Sophomores playing varsity can be huge to  the success of a team, and certainly the individual growth of the player by the time he’s a senior.

“The thing that they learn first is not how much more physical the game is but how much quicker the game is,” Watson said. “They have to make an adjustment to the speed of the game. It’s not that they hit harder or are more physical, all that comes with maturity, that’s the thing I think they have a hard time adjusting to.

Lahainaluna’s Asi Fatongia (15) returns an interception in the first half. Photo by Rodney S. Yap.

“The younger you are and able to adjust to that, the better you become. For example, the (Connor) Mowat boy, he’s our center, he’s got to deal with kids who are three times faster than he is getting off the ball. So now he’s in his second year of that, so by the time he’s a junior and senior there is nothing that is going to bother him and I think that is the big difference. . . . That’s what made the King Kekaulike team that won state so good, they had a number of talented sophomores.”

And that’s why Kekaulike’s current sophomore quarterback Ryley Widell is only going to get better, Watson said.

“He took some hits last night and he got up and he kept going, you got to appreciate that kind of stuff. He’s a sophomore and most sophomores wouldn’t have gotten up so you have to appreciate that,” Watson said of Widell. “As he matures, he’s going to be somebody that you really have to reckon with. He’s getting more confident in everything that he does and he made a nice run against us. Give the boy credit for that.”

Widell’s 41-yard keeper off a play-action fake is the longest run from scrimmage against the Lunas defense this year. Although Widell’s run put the ball on the Lunas’ 13-yard line, Na Alii went backwards 3 yards before Justen Romkee lined up for a 30-yard field-goal attempt, that fell short of the uprights.

Friday’s Scoring Summary

Lahainaluna 0 21 14 7—42

King Kekaulike 0 0 0 0—0

Second Quarter

LHS—Semisi Filikitonga 10 pass from Kiko Kohler-Fonohema (Kohler-Fonohema kick), 11:15.

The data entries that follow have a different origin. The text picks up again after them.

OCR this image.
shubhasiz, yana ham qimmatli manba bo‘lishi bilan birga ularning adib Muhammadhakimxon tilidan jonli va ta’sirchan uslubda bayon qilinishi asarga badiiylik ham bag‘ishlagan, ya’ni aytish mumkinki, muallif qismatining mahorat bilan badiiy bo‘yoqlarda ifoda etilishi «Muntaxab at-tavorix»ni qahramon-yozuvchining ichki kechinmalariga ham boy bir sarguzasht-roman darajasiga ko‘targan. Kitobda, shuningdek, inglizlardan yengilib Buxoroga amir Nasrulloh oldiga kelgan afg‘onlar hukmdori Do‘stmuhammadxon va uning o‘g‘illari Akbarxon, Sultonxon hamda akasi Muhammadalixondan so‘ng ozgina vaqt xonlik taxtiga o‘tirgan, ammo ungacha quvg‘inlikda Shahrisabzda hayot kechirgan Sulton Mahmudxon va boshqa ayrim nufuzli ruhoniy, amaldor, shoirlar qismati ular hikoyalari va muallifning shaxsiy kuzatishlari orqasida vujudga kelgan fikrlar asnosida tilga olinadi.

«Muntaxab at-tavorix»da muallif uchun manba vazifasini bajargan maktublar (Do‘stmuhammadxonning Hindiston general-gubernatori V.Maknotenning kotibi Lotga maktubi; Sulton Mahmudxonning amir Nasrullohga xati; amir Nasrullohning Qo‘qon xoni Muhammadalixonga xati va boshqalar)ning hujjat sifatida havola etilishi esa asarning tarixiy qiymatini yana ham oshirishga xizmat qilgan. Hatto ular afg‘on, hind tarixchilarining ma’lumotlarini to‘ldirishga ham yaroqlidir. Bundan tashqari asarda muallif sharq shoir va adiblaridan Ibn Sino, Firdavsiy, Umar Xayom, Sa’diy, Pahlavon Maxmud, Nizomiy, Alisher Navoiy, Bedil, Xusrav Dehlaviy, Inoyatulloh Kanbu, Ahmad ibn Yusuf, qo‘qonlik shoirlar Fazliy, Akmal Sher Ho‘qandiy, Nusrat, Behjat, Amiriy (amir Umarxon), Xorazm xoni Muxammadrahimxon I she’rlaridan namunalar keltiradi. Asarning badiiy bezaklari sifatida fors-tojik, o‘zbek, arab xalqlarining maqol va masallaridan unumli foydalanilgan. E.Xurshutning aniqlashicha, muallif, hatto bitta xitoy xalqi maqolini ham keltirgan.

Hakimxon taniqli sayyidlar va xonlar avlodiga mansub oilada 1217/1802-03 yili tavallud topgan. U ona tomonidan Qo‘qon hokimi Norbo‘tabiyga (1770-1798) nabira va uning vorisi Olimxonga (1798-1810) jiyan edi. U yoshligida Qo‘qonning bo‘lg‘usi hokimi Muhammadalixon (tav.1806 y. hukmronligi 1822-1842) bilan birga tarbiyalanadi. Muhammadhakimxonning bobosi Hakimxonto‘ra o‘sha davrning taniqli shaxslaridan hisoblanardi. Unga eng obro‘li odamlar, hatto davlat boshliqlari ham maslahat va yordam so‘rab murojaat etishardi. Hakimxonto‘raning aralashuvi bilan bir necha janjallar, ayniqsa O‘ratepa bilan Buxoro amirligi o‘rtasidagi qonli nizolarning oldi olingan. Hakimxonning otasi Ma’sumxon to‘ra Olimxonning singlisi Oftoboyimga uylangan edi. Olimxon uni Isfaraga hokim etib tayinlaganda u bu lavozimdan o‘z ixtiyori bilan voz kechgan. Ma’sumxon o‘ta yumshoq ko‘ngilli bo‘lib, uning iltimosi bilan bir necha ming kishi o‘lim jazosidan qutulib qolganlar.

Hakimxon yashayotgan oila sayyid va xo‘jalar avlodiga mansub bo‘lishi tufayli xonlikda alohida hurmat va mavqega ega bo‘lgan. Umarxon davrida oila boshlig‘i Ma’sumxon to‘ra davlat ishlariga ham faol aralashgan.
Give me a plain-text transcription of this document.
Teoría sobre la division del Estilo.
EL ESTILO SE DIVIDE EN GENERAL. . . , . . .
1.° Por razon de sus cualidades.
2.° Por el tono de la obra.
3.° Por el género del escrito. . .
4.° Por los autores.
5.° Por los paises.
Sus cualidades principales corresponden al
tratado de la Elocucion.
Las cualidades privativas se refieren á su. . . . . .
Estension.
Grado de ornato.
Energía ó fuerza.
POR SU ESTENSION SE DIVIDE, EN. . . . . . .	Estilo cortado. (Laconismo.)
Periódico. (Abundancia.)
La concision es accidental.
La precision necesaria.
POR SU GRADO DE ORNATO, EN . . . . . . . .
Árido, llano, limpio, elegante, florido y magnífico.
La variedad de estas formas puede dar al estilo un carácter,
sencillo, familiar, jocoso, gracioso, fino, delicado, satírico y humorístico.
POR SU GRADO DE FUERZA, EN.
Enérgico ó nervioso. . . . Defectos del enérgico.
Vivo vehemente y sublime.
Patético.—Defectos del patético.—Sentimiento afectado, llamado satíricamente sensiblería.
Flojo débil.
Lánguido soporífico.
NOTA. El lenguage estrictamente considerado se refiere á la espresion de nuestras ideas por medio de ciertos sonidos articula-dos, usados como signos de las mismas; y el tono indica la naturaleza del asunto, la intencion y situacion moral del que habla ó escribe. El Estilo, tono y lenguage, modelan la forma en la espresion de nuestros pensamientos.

LHS—John Lacuesta 6 run (Kohler-Fonohema kick), 6:53.

LHS—Kohler-Fonohema 10 run (Kohler-Fonohema kick), 1:14.

Third Quarter

LHS—Filikitonga 85 run (Kohler-Fonohema kick), 11:42.

LHS—Tytus Lucas 1 pass from Kohler-Fonohema (Kohler-Fonohema kick), 7:07.

Fourth Quarter

LHS—Jeffrey Ancog 66 run (Kohler-Fonohema kick), 3:00.

Junior varsity-Lahainaluna 34, King Kekaulike 10.